Ah, I love Greek. But it was not always so…
We spent the first six weeks memorizing all the paradigms. I hated it. I thought any more than two tenses was superfluous. Moods! For goodness sake, who needs moods? Take a pill or something. And the third declension. Geez, what a mess. Words completely failed me when I saw those paradigms.
And then I caught on. And since I was passing by the same area this evening, I thought I’d share my epiphany. Take a look at Rev 1:5b in the AV:
Unto him that loved us, and washed us from our sins in his own blood,
Now look at my translation from the critical text, the Nestle-Aland 27th edition:
To him who loves us, and washed us from our sins in his blood,
Can you see the difference? Can you articulate the theology?
5 Replies to “To Him Who Loves Us…”
Nice call. The variants that make ἀγαπῶντι aorist are all much later. However, since the verbs are aorists instead of perfects, the AV translation doesn’t necessarily preclude him from continuing to love us, does it?
I should add that one of the variants that has the aorist is the Majority text which is used for the AV.
PS, λύσαντι is “freed” (from λύω) us rather than “washed” (λoύσαντι) us, which is also a later variant. It should read, “To him who loves us and freed us from our sins with his blood.” (You can edit your post and delete this part of my comment if you want).
Nah. I deliberately left lusanti as “washed” so that the difference between the aorist of “love” and the present of “love” wouldn’t get lost in the rest of the shift. To say that he freed us from our sins isn’t really all that far from saying that he washed us, although if I were doing the translation elsewhere I’d do otherwise.
As a substantive present participle, “to love” probably has both gnomic and continual force. So… “To the one who continually loves us.”

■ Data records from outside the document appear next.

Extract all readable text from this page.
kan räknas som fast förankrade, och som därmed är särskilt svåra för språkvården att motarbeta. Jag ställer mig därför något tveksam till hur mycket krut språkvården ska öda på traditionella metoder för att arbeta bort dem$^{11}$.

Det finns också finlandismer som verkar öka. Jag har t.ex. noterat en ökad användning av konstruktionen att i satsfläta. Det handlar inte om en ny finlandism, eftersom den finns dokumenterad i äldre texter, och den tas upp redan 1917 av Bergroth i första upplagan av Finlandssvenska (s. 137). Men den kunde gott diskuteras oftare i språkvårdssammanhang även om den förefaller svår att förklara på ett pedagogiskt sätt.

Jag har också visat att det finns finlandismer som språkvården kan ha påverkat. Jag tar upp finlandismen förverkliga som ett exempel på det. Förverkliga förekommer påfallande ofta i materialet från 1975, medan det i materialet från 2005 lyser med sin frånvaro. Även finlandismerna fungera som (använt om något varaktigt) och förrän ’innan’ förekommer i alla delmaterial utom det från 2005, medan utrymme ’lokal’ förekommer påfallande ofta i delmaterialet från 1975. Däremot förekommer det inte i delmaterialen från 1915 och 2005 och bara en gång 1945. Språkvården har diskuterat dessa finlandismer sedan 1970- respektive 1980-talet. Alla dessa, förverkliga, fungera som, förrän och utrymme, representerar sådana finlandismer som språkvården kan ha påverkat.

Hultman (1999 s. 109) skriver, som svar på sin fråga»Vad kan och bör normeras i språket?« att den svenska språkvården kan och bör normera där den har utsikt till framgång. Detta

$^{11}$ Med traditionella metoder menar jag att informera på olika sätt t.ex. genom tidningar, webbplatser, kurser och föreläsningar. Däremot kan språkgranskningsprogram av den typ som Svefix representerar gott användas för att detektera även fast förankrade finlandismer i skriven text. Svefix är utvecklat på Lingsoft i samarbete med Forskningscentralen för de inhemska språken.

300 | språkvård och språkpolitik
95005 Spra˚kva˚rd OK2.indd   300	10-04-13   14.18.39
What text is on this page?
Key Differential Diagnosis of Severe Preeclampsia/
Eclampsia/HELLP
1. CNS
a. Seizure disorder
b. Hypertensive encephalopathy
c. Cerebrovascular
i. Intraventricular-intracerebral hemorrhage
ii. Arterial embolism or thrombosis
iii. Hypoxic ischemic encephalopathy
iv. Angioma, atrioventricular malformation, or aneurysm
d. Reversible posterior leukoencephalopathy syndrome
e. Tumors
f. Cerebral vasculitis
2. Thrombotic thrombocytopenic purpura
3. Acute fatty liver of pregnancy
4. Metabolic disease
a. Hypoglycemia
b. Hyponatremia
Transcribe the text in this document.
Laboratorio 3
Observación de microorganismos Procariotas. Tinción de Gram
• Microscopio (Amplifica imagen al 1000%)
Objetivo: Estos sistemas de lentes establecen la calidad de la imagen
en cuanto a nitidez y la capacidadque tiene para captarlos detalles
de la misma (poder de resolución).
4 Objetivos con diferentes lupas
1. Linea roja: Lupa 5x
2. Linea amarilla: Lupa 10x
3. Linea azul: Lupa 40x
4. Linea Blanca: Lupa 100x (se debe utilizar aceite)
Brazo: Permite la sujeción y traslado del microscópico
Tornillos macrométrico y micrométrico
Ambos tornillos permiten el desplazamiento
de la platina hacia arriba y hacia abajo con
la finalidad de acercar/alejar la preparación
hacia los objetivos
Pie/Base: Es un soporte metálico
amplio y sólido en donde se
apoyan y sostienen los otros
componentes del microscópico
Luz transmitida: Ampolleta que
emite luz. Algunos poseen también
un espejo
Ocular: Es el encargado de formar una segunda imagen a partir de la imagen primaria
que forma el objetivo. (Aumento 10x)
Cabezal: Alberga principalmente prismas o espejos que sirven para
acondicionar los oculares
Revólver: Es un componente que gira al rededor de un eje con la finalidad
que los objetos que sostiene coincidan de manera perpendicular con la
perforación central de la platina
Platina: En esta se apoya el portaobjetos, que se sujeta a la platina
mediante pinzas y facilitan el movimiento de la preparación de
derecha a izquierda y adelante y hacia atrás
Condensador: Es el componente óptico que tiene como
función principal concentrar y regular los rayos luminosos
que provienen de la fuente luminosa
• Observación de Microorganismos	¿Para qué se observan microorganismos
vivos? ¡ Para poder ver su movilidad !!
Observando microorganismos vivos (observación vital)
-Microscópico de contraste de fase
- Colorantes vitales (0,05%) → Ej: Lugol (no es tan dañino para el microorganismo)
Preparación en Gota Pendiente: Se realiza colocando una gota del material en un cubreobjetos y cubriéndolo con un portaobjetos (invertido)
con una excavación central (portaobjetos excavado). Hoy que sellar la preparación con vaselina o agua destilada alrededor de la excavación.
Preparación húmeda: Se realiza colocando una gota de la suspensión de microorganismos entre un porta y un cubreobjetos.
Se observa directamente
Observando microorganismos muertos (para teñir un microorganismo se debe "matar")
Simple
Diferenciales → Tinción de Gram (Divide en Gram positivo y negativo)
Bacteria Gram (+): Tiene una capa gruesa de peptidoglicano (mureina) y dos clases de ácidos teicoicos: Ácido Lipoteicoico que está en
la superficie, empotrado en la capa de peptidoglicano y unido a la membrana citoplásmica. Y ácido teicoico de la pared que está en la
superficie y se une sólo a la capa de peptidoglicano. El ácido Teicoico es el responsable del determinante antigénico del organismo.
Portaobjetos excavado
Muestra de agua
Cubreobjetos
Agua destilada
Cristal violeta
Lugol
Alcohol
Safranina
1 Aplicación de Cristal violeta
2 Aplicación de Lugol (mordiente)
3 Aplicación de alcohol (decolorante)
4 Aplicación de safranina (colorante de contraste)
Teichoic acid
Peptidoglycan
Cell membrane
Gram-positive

As far as I know, whether or not a participle retains its aspect depends on whether it is attested in a variety of tenses. Since the both the present and the aorist are attested, the aspect is probably not totally flat and the tense has some significance. I think I’d expect the aorist if some specific instance of loving action were uppermost in mind.
Ah, Greek. You gotta love it. Which of the two tenses is better attested? Besides, this could have reference to the instance in which he gave his blood. Although I have to admit any present tense attestations makes me think people wanted it to be continuous or at least concurrent.
Oh, the present is better attested. The AV has the aorist because that’s what the Majority Text reads.
H.B. Swete actually makes quite a deal over the abiding love and the completed act of redemption, that redemption being the crucial instance of His love.